I first encouraged them to obtain records of her past blood tests, reports from all previous hospital stays, and any outpatient endoscopies done. Knowing I needed get back to the department, I offered to return on my lunch break and give details of the type of communication that would open more doors to broader insurance coverage for Jane. Their response was an exuberant “yes.”
I returned a couple of hours later with the typed body of a medical necessity letter. I left blanks for the places where Jane’s physician had to specify the duration of her care and to what degree prior treatment had been in his medical opinion considered successful or unsuccessful. I knew that Remicade was only FDA approved in September of 2011 and insurance carriers take 6 to 12 months to add new medicines to their formulary. Her initial prescription most likely was kicked back for full self-payment.
I cautioned Jane and her family that what I was giving them was only the type of verbiage on paper that would bear more weight on review by a peer board.
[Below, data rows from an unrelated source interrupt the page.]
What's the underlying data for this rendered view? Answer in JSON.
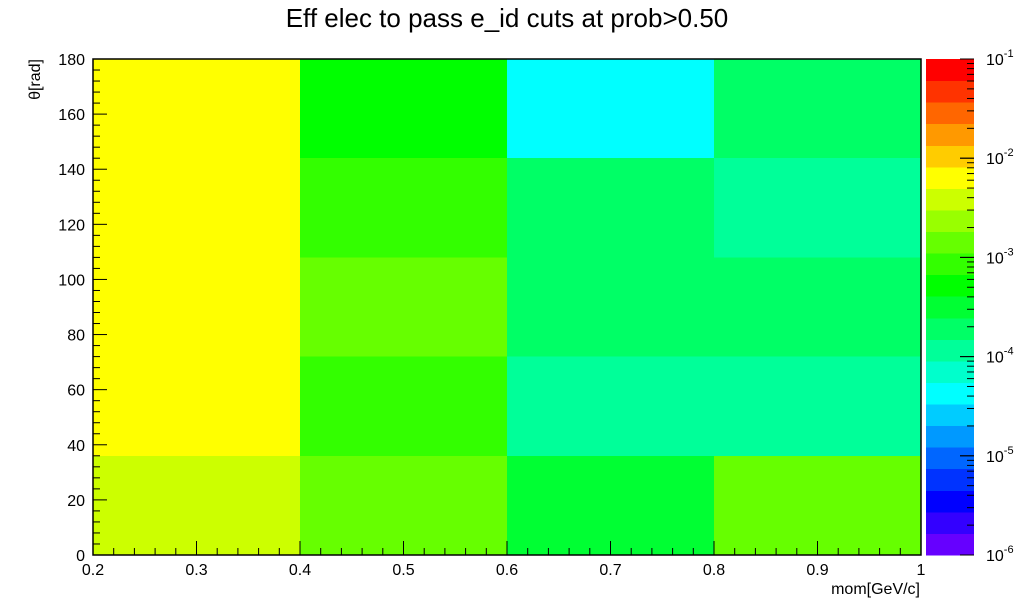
{
  "chart_data": {
    "type": "heatmap",
    "title": "Eff elec to pass e_id cuts at prob>0.50",
    "xlabel": "mom[GeV/c]",
    "ylabel": "θ[rad]",
    "xlim": [
      0.2,
      1.0
    ],
    "ylim": [
      0,
      180
    ],
    "x_bin_edges": [
      0.2,
      0.4,
      0.6,
      0.8,
      1.0
    ],
    "y_bin_edges": [
      0,
      36,
      72,
      108,
      144,
      180
    ],
    "x_tick_labels": [
      "0.2",
      "0.3",
      "0.4",
      "0.5",
      "0.6",
      "0.7",
      "0.8",
      "0.9",
      "1"
    ],
    "y_tick_labels": [
      "0",
      "20",
      "40",
      "60",
      "80",
      "100",
      "120",
      "140",
      "160",
      "180"
    ],
    "z_scale": "log",
    "zlim": [
      1e-06,
      0.1
    ],
    "palette_labels": [
      {
        "base": "10",
        "exp": "-1"
      },
      {
        "base": "10",
        "exp": "-2"
      },
      {
        "base": "10",
        "exp": "-3"
      },
      {
        "base": "10",
        "exp": "-4"
      },
      {
        "base": "10",
        "exp": "-5"
      },
      {
        "base": "10",
        "exp": "-6"
      }
    ],
    "palette_colors": [
      "#6600ff",
      "#3300ff",
      "#0000ff",
      "#0033ff",
      "#0066ff",
      "#0099ff",
      "#00ccff",
      "#00ffff",
      "#00ffcc",
      "#00ff99",
      "#00ff66",
      "#00ff33",
      "#00ff00",
      "#33ff00",
      "#66ff00",
      "#99ff00",
      "#ccff00",
      "#ffff00",
      "#ffcc00",
      "#ff9900",
      "#ff6600",
      "#ff3300",
      "#ff0000"
    ],
    "cells": [
      [
        0.0045,
        0.0012,
        0.00025,
        0.0012
      ],
      [
        0.008,
        0.0009,
        0.00011,
        0.00011
      ],
      [
        0.008,
        0.0012,
        0.00018,
        0.00018
      ],
      [
        0.008,
        0.0009,
        0.00018,
        0.00011
      ],
      [
        0.008,
        0.00045,
        4.5e-05,
        0.00018
      ]
    ]
  }
}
They were also advised that it was up to her physician to feel comfortable dictating and signing the letter. I left her room happy that I was able to step outside of the standard role as the “recovery” nurse, but a little anxious. I was now a hospital nurse. I couldn’t follow up on the appeal.
Learning the news
Three months went by and one morning as I walked the aisle between the curtained bays, my manager rounded the corner with a familiar face. Jane was back. Her gastroenterologist was doing a sigmoidoscopy in follow-up to the abscess surgery. Today Jane was an outpatient. “Here you go,” he said. “Here’s that special nurse you wanted to see.”
The family was escorted to the waiting area, which left Jane and I time to talk. I wondered if Jane had won her appeal and was taking Remicade. She confirmed my hopes and went on to tell me how much better she was doing. I checked her in for her procedure, and after wishing her my best, went through the rest of the day with a real sense of accomplishment.
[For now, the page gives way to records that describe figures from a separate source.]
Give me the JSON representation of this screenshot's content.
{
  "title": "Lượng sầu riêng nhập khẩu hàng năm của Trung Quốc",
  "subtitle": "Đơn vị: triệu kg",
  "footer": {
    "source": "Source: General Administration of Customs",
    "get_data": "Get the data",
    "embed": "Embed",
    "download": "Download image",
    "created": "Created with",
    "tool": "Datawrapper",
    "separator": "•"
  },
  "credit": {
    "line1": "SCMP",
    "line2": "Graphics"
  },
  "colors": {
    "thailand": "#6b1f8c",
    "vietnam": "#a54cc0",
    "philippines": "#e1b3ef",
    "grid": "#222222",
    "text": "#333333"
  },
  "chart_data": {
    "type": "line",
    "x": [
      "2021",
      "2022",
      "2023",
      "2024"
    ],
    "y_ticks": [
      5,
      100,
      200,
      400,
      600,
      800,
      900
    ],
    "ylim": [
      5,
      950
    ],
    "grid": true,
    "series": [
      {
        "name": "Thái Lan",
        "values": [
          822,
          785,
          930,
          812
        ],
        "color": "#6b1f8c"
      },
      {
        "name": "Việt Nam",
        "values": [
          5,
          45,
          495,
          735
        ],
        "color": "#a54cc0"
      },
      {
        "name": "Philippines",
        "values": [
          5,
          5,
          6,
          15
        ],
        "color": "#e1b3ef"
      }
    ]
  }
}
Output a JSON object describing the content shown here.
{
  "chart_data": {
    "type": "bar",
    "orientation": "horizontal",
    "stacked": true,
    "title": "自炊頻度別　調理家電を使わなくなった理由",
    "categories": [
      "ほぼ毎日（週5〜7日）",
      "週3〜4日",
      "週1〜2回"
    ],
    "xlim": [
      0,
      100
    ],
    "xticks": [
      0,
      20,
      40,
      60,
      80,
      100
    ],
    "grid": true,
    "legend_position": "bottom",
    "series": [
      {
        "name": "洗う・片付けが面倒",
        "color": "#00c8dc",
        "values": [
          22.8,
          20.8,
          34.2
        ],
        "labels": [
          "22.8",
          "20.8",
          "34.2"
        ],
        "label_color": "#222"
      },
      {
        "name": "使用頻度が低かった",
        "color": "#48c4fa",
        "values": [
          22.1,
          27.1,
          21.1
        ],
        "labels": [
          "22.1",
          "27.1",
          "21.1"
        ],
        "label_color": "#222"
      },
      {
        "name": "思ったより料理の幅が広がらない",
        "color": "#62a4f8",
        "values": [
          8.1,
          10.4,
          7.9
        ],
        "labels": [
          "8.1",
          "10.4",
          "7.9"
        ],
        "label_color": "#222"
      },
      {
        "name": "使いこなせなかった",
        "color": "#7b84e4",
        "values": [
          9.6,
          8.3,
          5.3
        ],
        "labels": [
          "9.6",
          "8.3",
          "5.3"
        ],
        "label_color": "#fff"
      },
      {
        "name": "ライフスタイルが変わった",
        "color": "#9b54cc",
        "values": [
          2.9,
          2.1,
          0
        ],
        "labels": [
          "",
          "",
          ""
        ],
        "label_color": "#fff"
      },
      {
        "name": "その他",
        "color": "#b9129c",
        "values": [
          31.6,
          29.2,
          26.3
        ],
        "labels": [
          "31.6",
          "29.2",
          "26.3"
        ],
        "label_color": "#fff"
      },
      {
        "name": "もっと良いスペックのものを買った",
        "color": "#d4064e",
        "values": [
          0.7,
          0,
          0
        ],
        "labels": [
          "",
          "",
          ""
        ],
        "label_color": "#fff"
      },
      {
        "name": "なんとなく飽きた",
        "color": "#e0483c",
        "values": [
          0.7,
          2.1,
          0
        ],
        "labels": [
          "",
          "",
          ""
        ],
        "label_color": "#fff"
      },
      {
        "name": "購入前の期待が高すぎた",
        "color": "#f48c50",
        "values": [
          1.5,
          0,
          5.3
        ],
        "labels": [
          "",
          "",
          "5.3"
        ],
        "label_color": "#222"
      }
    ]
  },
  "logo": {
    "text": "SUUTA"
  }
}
Although case management was a part of my past, my experience in that arena provided value to a current patient’s health and promoted the idea that all my learned skills, old and new, are important. Keep your eyes and ears open; no matter where you travel in your nursing career, you never know when an old skill will come in handy.
Susan Bartlett is an endoscopy nurse at Health Central Hospital in Ocoee, Florida.